Deployment Architecture

Search Head Clustering: Distributed search status is up, but why is replication status always initial for all search heads except the captain?

Kirk_Hsu
Explorer

I have three search heads (sh1 sh2 sh3) set up as a search head cluster and two indexers (in1 in2)
in1 and in2 peer with the three search heads.

sh1 is Captain
I checked the Distributed search status via the three search head's web UI and I found all status is up, only the Captain's Replication status is successful and all other Replication status is always Initial.

I found that Replication status will be successful when an instance becomes a Captain (example:if sh2 is captain now, it's Replication status will be successful )

I rebooted many times, but still the same.

1 Solution

bfernandez
Communicator

Support has confirmed that our concert about Replication status Initial is the expected behavior since the Search head captain is the one which always sends bundles to peers so its status is the only one shown as successful.

This behavior has changed from previous versions so they are going to request a Splunk doc change.
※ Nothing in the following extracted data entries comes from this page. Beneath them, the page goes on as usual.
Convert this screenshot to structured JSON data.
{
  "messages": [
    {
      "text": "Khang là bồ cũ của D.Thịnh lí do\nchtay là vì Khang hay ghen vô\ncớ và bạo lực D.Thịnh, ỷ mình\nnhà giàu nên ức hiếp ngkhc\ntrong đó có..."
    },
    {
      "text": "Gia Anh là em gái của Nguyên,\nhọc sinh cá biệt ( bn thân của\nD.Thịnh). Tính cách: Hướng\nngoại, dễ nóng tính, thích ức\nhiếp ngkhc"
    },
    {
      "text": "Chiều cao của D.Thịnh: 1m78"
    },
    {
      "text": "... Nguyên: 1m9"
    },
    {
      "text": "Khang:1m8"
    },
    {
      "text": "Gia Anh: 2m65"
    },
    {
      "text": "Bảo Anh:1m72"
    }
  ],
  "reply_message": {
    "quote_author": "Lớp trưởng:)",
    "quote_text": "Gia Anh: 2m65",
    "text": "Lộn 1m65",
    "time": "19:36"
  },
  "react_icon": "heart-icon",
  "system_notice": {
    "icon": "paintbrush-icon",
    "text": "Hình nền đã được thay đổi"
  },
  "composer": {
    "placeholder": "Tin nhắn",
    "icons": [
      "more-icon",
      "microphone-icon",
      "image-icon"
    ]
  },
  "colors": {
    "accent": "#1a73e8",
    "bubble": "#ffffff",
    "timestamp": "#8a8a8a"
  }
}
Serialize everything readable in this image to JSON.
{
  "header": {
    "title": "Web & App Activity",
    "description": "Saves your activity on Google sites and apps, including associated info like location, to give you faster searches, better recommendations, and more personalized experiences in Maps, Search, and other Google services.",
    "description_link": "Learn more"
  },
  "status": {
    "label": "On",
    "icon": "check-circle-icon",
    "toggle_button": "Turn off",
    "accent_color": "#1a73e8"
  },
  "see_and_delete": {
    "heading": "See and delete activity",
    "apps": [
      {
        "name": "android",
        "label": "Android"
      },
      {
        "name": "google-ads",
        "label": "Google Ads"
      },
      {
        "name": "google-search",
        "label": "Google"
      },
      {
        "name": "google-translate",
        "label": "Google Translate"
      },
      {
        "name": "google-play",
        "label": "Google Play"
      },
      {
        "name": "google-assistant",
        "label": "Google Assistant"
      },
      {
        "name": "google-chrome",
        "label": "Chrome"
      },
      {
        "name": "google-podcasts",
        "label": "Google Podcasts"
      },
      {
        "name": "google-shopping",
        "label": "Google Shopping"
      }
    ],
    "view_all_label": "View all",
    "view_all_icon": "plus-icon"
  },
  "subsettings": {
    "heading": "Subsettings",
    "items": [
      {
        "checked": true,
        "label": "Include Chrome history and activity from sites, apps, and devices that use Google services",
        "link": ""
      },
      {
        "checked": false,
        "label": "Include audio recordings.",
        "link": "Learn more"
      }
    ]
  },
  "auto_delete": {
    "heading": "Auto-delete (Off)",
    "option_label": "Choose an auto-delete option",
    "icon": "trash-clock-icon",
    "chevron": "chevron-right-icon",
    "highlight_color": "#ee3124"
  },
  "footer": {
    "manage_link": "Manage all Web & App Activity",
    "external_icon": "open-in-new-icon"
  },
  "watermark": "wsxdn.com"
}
View solution in original post

Masa
Splunk Employee
Splunk Employee

http://docs.splunk.com/Documentation/Splunk/6.2.3/DistSearch/SHCarchitecture#Role_of_the_captain

This is by design at this point of v6.2.3 because a captain is the only Splunk instance sending a bundle replication.
Non-captain members in SHC just check connectivity to search peers without sending a search time knowledge bundle to peers.

Kirk_Hsu
Explorer

Thank you!!!

may i ask you is there have any document to find "Non-captain members in SHC just check connectivity to search peers without sending a search time knowledge bundle to peers."

0 Karma

Masa
Splunk Employee
Splunk Employee

Currently there is no exact phrase you're looking for. Captain is the only one sending bundle. This means non-captain won't send bundle. The rest is basically same as general distributed search from bundle replication point of view. The view shows peer status is Up or Down depending on connectivity.

0 Karma

bfernandez
Communicator

Support has confirmed that our concert about Replication status Initial is the expected behavior since the Search head captain is the one which always sends bundles to peers so its status is the only one shown as successful.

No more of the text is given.